Zardoz is notorious for a lot of reasons. When I watched it, my first thought was disbelief that this was written, directed and produced by John Boorman, who also did Deliverance. Then I remembered that Boorman also did Excalibur and it made a lot more sense. We’re a few hundred years in the future, where bored immortals limp through their existence in a dull paradise, and in the rest of the world, savage “brutals” kill each other at the behest of a floating stone head called Zardoz. The film is nonsensical and bizarre, and most famous for starring Sean Connery wearing thigh-high boots, bandoliers, and a red mankini. Some people will love it specifically because it’s nonsense, but I’m not a “so bad it’s good” kind of film fan.

Film: Penelope (2006)

Penelope is a fairy tale in the guise of a modern romance. Penelope Wilhern (Christina Ricci) has been born with the face of a pig due to a family curse that can only be broken when she is genuinely loved by “one of her own kind,” which is translated as being a fellow aristocrat. All suitors recoil from her, but a broke gambler (James McAvoy) poses as a blue blood in an attempt to get a picture for a paparazzo (Peter Dinklage). You’re not going to get a lot of surprises here, but this film has a cast that is unbelievably stacked—Catherine O’Hara, Richard E. Grant, Reese Witherspoon, Burn Gorman, Nick Frost, and others make this worth the 90-minute run time.

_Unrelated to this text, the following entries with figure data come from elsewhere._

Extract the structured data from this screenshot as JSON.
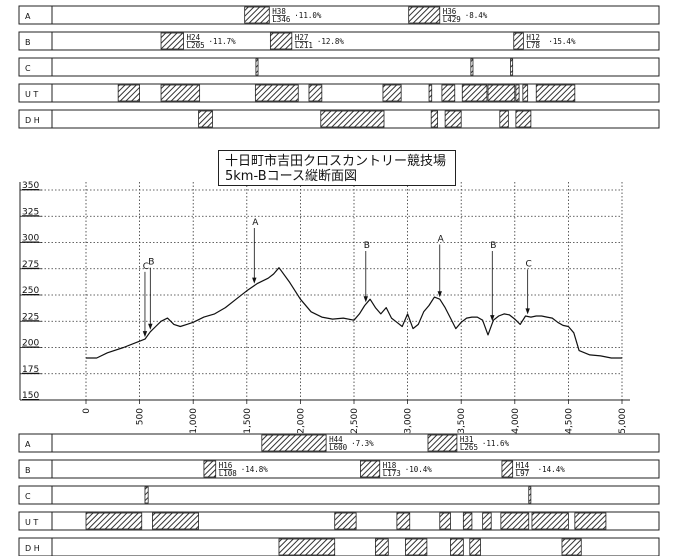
{
  "title": {
    "line1": "十日町市吉田クロスカントリー競技場",
    "line2": "5km-Bコース縦断面図"
  },
  "colors": {
    "line": "#111111",
    "grid": "#222222",
    "hatch": "#333333",
    "background": "#ffffff"
  },
  "top_bands": {
    "rows": [
      {
        "label": "A",
        "blocks": [
          [
            1480,
            1710
          ],
          [
            3010,
            3300
          ]
        ],
        "notes": [
          {
            "at": 1710,
            "h": "H38",
            "l": "L346",
            "pct": "11.0%"
          },
          {
            "at": 3300,
            "h": "H36",
            "l": "L429",
            "pct": "8.4%"
          }
        ]
      },
      {
        "label": "B",
        "blocks": [
          [
            700,
            910
          ],
          [
            1720,
            1920
          ],
          [
            3990,
            4080
          ]
        ],
        "notes": [
          {
            "at": 910,
            "h": "H24",
            "l": "L205",
            "pct": "11.7%"
          },
          {
            "at": 1920,
            "h": "H27",
            "l": "L211",
            "pct": "12.8%"
          },
          {
            "at": 4080,
            "h": "H12",
            "l": "L78",
            "pct": "15.4%"
          }
        ]
      },
      {
        "label": "C",
        "blocks": [
          [
            1585,
            1605
          ],
          [
            3590,
            3610
          ],
          [
            3960,
            3980
          ]
        ],
        "notes": []
      },
      {
        "label": "U T",
        "blocks": [
          [
            300,
            500
          ],
          [
            700,
            1060
          ],
          [
            1580,
            1980
          ],
          [
            2080,
            2200
          ],
          [
            2770,
            2940
          ],
          [
            3200,
            3225
          ],
          [
            3320,
            3440
          ],
          [
            3510,
            3740
          ],
          [
            3750,
            4000
          ],
          [
            4010,
            4040
          ],
          [
            4075,
            4120
          ],
          [
            4200,
            4560
          ]
        ],
        "notes": []
      },
      {
        "label": "D H",
        "blocks": [
          [
            1050,
            1180
          ],
          [
            2190,
            2780
          ],
          [
            3220,
            3280
          ],
          [
            3350,
            3500
          ],
          [
            3860,
            3940
          ],
          [
            4010,
            4150
          ]
        ],
        "notes": []
      }
    ]
  },
  "bottom_bands": {
    "rows": [
      {
        "label": "A",
        "blocks": [
          [
            1640,
            2240
          ],
          [
            3190,
            3460
          ]
        ],
        "notes": [
          {
            "at": 2240,
            "h": "H44",
            "l": "L600",
            "pct": "7.3%"
          },
          {
            "at": 3460,
            "h": "H31",
            "l": "L265",
            "pct": "11.6%"
          }
        ]
      },
      {
        "label": "B",
        "blocks": [
          [
            1100,
            1210
          ],
          [
            2560,
            2740
          ],
          [
            3880,
            3980
          ]
        ],
        "notes": [
          {
            "at": 1210,
            "h": "H16",
            "l": "L108",
            "pct": "14.8%"
          },
          {
            "at": 2740,
            "h": "H18",
            "l": "L173",
            "pct": "10.4%"
          },
          {
            "at": 3980,
            "h": "H14",
            "l": "L97",
            "pct": "14.4%"
          }
        ]
      },
      {
        "label": "C",
        "blocks": [
          [
            550,
            580
          ],
          [
            4130,
            4150
          ]
        ],
        "notes": []
      },
      {
        "label": "U T",
        "blocks": [
          [
            0,
            520
          ],
          [
            620,
            1050
          ],
          [
            2320,
            2520
          ],
          [
            2900,
            3020
          ],
          [
            3300,
            3400
          ],
          [
            3520,
            3600
          ],
          [
            3700,
            3780
          ],
          [
            3870,
            4130
          ],
          [
            4160,
            4500
          ],
          [
            4560,
            4850
          ]
        ],
        "notes": []
      },
      {
        "label": "D H",
        "blocks": [
          [
            1800,
            2320
          ],
          [
            2700,
            2820
          ],
          [
            2980,
            3180
          ],
          [
            3400,
            3520
          ],
          [
            3580,
            3680
          ],
          [
            4440,
            4620
          ]
        ],
        "notes": []
      }
    ]
  },
  "chart_data": {
    "type": "line",
    "title": "十日町市吉田クロスカントリー競技場 5km-Bコース縦断面図",
    "xlabel": "",
    "ylabel": "",
    "xlim": [
      0,
      5000
    ],
    "ylim": [
      150,
      350
    ],
    "x_ticks": [
      "0",
      "500",
      "1,000",
      "1,500",
      "2,000",
      "2,500",
      "3,000",
      "3,500",
      "4,000",
      "4,500",
      "5,000"
    ],
    "x_tick_values": [
      0,
      500,
      1000,
      1500,
      2000,
      2500,
      3000,
      3500,
      4000,
      4500,
      5000
    ],
    "y_ticks": [
      "350",
      "325",
      "300",
      "275",
      "250",
      "225",
      "200",
      "175",
      "150"
    ],
    "y_tick_values": [
      350,
      325,
      300,
      275,
      250,
      225,
      200,
      175,
      150
    ],
    "grid": true,
    "series": [
      {
        "x": [
          0,
          100,
          200,
          350,
          500,
          550,
          600,
          650,
          700,
          760,
          820,
          880,
          940,
          1000,
          1100,
          1200,
          1300,
          1400,
          1500,
          1600,
          1700,
          1750,
          1800,
          1900,
          2000,
          2100,
          2200,
          2300,
          2400,
          2500,
          2550,
          2600,
          2650,
          2700,
          2750,
          2800,
          2850,
          2900,
          2950,
          3000,
          3050,
          3100,
          3150,
          3200,
          3250,
          3300,
          3350,
          3400,
          3450,
          3500,
          3550,
          3600,
          3650,
          3700,
          3750,
          3800,
          3850,
          3900,
          3950,
          4000,
          4050,
          4100,
          4150,
          4200,
          4250,
          4300,
          4350,
          4400,
          4450,
          4500,
          4550,
          4600,
          4700,
          4800,
          4900,
          5000
        ],
        "y": [
          190,
          190,
          195,
          200,
          206,
          208,
          215,
          220,
          225,
          228,
          222,
          220,
          222,
          224,
          229,
          232,
          238,
          246,
          254,
          261,
          266,
          270,
          276,
          262,
          246,
          234,
          229,
          227,
          228,
          226,
          232,
          240,
          246,
          238,
          232,
          238,
          228,
          224,
          220,
          232,
          218,
          222,
          234,
          240,
          248,
          246,
          238,
          228,
          218,
          224,
          228,
          229,
          229,
          226,
          212,
          226,
          230,
          232,
          231,
          227,
          222,
          230,
          229,
          230,
          230,
          229,
          228,
          224,
          221,
          220,
          214,
          197,
          193,
          192,
          190,
          190
        ]
      }
    ],
    "annotations": [
      {
        "label": "C",
        "x": 550
      },
      {
        "label": "B",
        "x": 600
      },
      {
        "label": "A",
        "x": 1570
      },
      {
        "label": "B",
        "x": 2610
      },
      {
        "label": "A",
        "x": 3300
      },
      {
        "label": "B",
        "x": 3790
      },
      {
        "label": "C",
        "x": 4120
      }
    ]
  }
}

Film: Look Back in Anger (1959)

A classic “angry young man” story, Look Back in Anger feels a great deal like a precursor to Who’s Afraid of Virginia Woolf? Jimmy (Richard Burton) is college educated, but runs a shabby candy stand at a local market with his friend Cliff (Gary Raymond). Cliff lives with Jimmy and Jimmy’s wife Alison (Mary Ure) in a run-down apartment. He rages against everything, especially against Alison’s upper-middle class upbringing. When her friend Helena (Claire Bloom) arrives, tempers and passions flare, both despite and because of Alison’s pregnancy, which she is keeping from Jimmy. It’s not surprising that this is based on a stage play. It’s only surprising that it wasn’t written by Tennessee Williams, because it sure as hell feels like it should have been.

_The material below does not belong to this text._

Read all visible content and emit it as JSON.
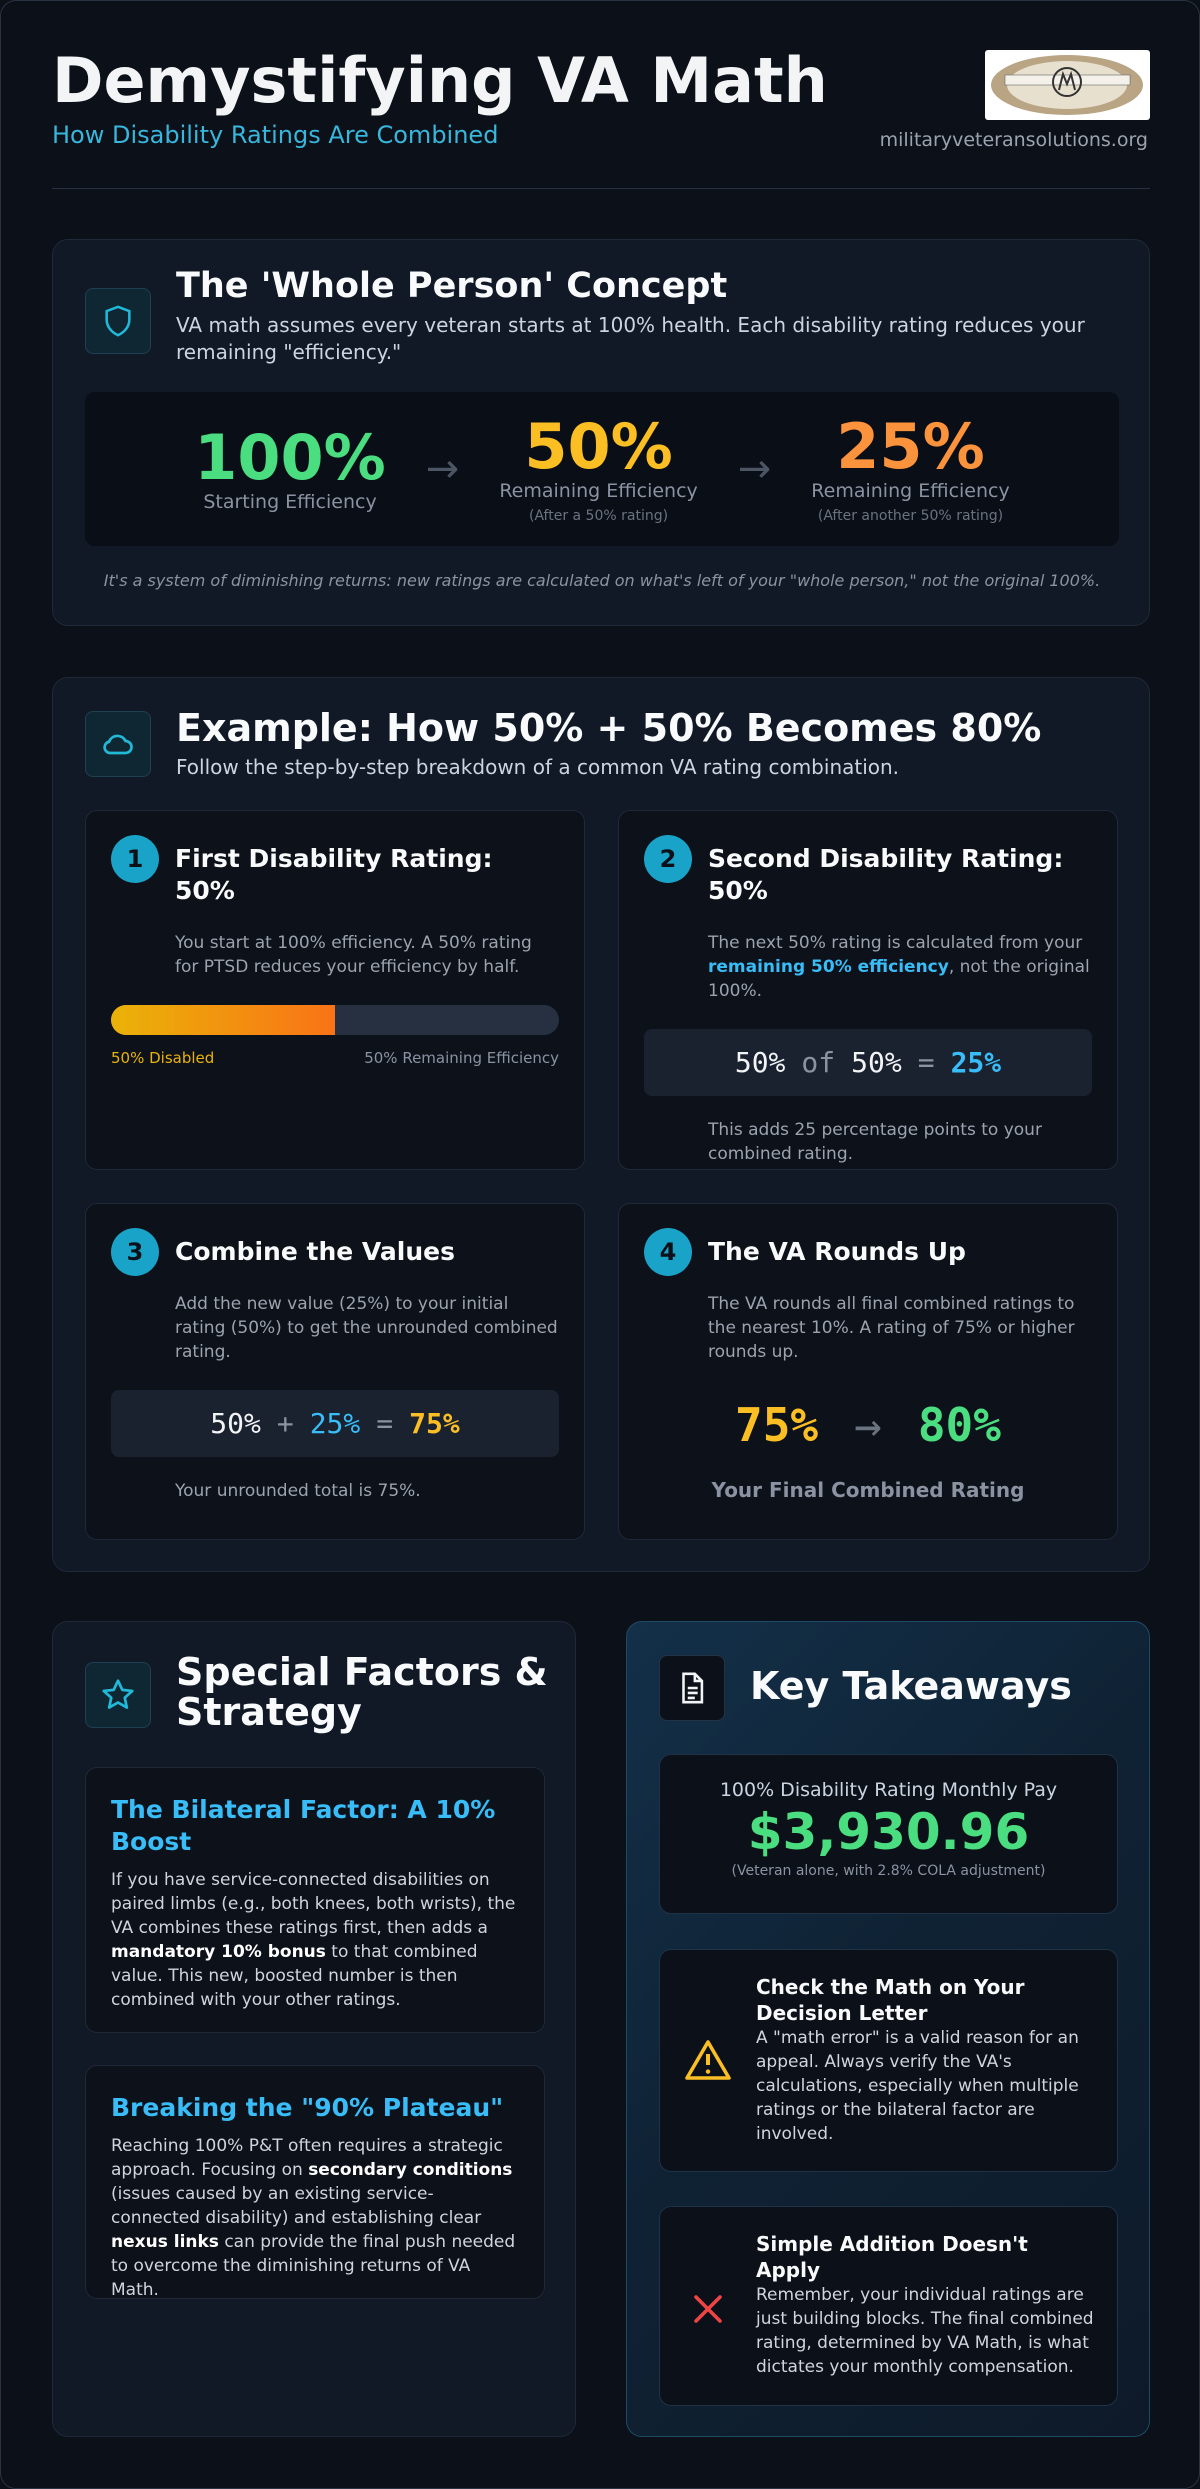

Film: The Wedding March (1928)

Erich von Stroheim had a good eye for film, but always took too long to get to the point. The Wedding March isn’t that complicated of a story. Spendthrift royalty Nicki (von Stroheim) falls in love with Mitzi (Fay Wray), but she is poor, so Nicki’s father arranges a marriage with a rich, but common woman. Meanwhile, Mitzi’s abusive ex Schani (Matthew Betz) wants to kill Nicki for trying to steal Mitzi away. It’s a pretty standard romance, but the real action doesn’t happen until there are 15 minutes or so left in the film. There’s an ending that we want to have with this film, and it doesn’t give it to us; it’s surprisingly downbeat for 1928.